Speaker
Description
The development of advanced functional materials relies on understanding interactions and heterogeneity at nanometer-to-micrometer length scales. The extraordinary electromechanical properties of relaxor ferroelectrics are widely attributed to the crucial role of spatial structural heterogeneity. Recent developments in coherent x-ray sources and methods significantly advance the possibilities of nanoscale measurements, offering superb spatial and temporal resolution, and support also in-situ type experimental techniques. Wide-angle X-ray photon correlation spectroscopy (XPCS) is a powerful tool to probe dynamics of heterogeneity in condensed matter, both in equilibrium and under applied stimuli [1,2]. Here, we present an in-situ XPCS study of the relaxor ferroelectric PbMg1/3Nb2/3O3 (PMN) under applied AC electric field [3]. We observed strong periodic response in two-time correlation function (TTCF) calculated from the diffuse scattering speckle pattern, even for relatively weak applied AC fields. This is surprising since PMN is electrostrictive, with no linear piezoelectric response at zero field. The periodic behavior in the TTCF was shown to arise from local tilting of the illuminated sample volume due to the combined AC field and a static field caused by the incident X-ray beam. To qualitatively describe the results (tilt amplitude and direction) we developed a model that combines the electrostrictive response of the PMN material and the non-uniform charging due to the incident micrometre-scale X-ray beam. The X-ray-induced piezoresponse may play a crucial role in interpreting XPCS and nanodiffraction studies on other insulating materials subjected to applied AC fields or varying X-ray illumination.

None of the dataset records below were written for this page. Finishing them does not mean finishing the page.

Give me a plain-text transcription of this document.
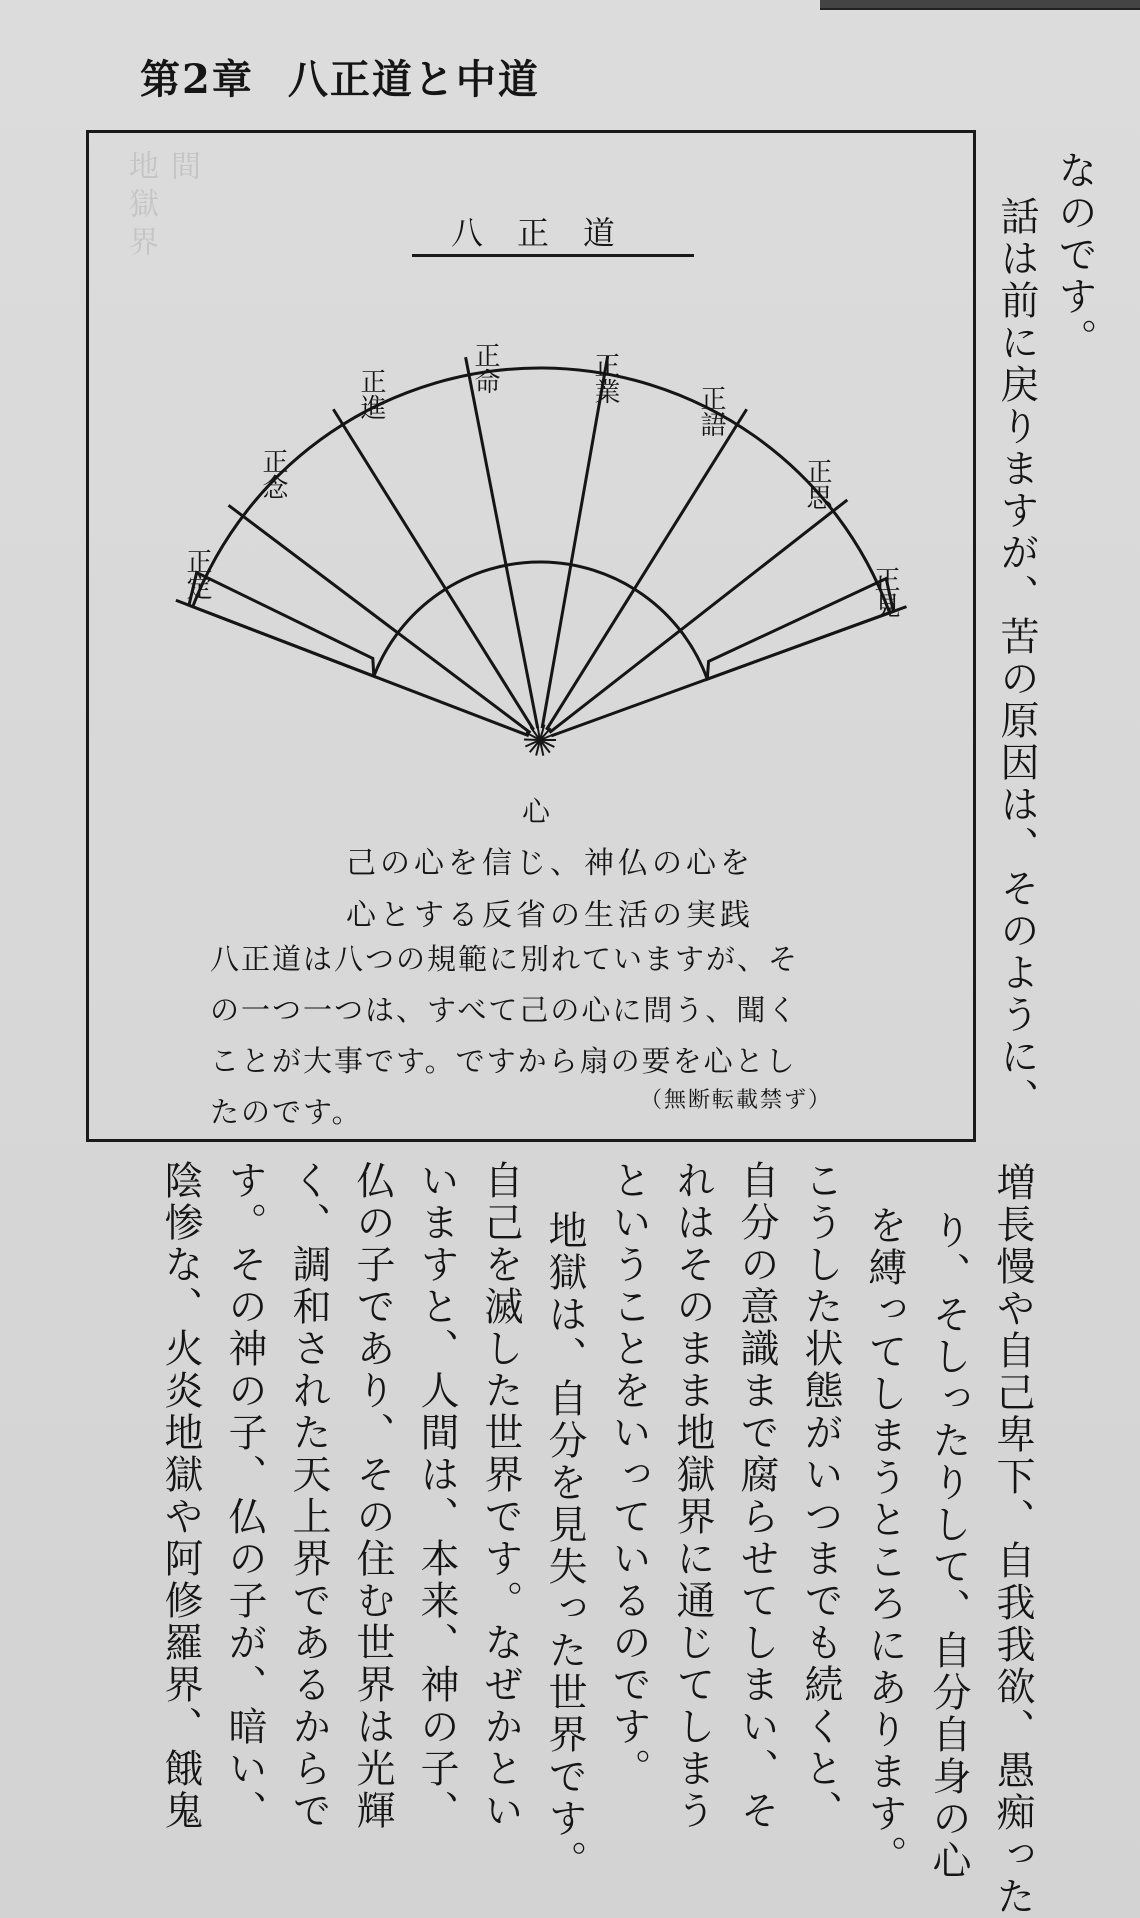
第2章 八正道と中道
地獄界 間
八正道
正定
正念
正進	正命	正業
正語
正思
正見
心
己の心を信じ、神仏の心を
心とする反省の生活の実践
八正道は八つの規範に別れていますが、そ
の一つ一つは、すべて己の心に問う、聞く
ことが大事です。ですから扇の要を心とし
たのです。	（無断転載禁ず）
なのです。
話は前に戻りますが、苦の原因は、そのように、
増長慢や自己卑下、自我我欲、愚痴った
り、そしったりして、自分自身の心
を縛ってしまうところにあります。
こうした状態がいつまでも続くと、
自分の意識まで腐らせてしまい、そ
れはそのまま地獄界に通じてしまう
ということをいっているのです。
地獄は、自分を見失った世界です。
自己を滅した世界です。なぜかとい
いますと、人間は、本来、神の子、
仏の子であり、その住む世界は光輝
く、調和された天上界であるからで
す。その神の子、仏の子が、暗い、
陰惨な、火炎地獄や阿修羅界、餓鬼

Work supported by the US Department of Energy (DOE), Office of Science, Basic Energy Sciences, Materials Science and Engineering Division. The experiments were performed at beamline 8-ID-E, and also 12-ID-D and 33-BM of the Advanced Photon Source, a DOE Office of Science User Facility operated by Argonne National Laboratory under Contract No. DE-AC02-06CH11357. Work used resources at the Center for Nanoscale Materials, a DOE Office of Science User Facility, undersame contract. This research was also supported by the Natural Sciences and Engineering Research Council of Canada (NSERC, Discovery Grant No. RGPIN-2023-04416).
[1] Shpyrko, O. G., et al. "Direct measurement of antiferromagnetic domain fluctuations." Nature 447.7140 (2007): 68-71.
[2] Sandy, A.R., Zhang Q., and Lurio B.L. "Hard x-ray photon correlation spectroscopy methods for materials studies." Annual Review of Materials Research 48 (2018): 167-190.
[3] Sheyfer, D., Hao Z. et al. "X-ray-induced piezoresponse during X-ray photon correlation spectroscopy of PbMg1/3Nb2/3O3." Journal of Synchrotron Radiation 31.1 (2024).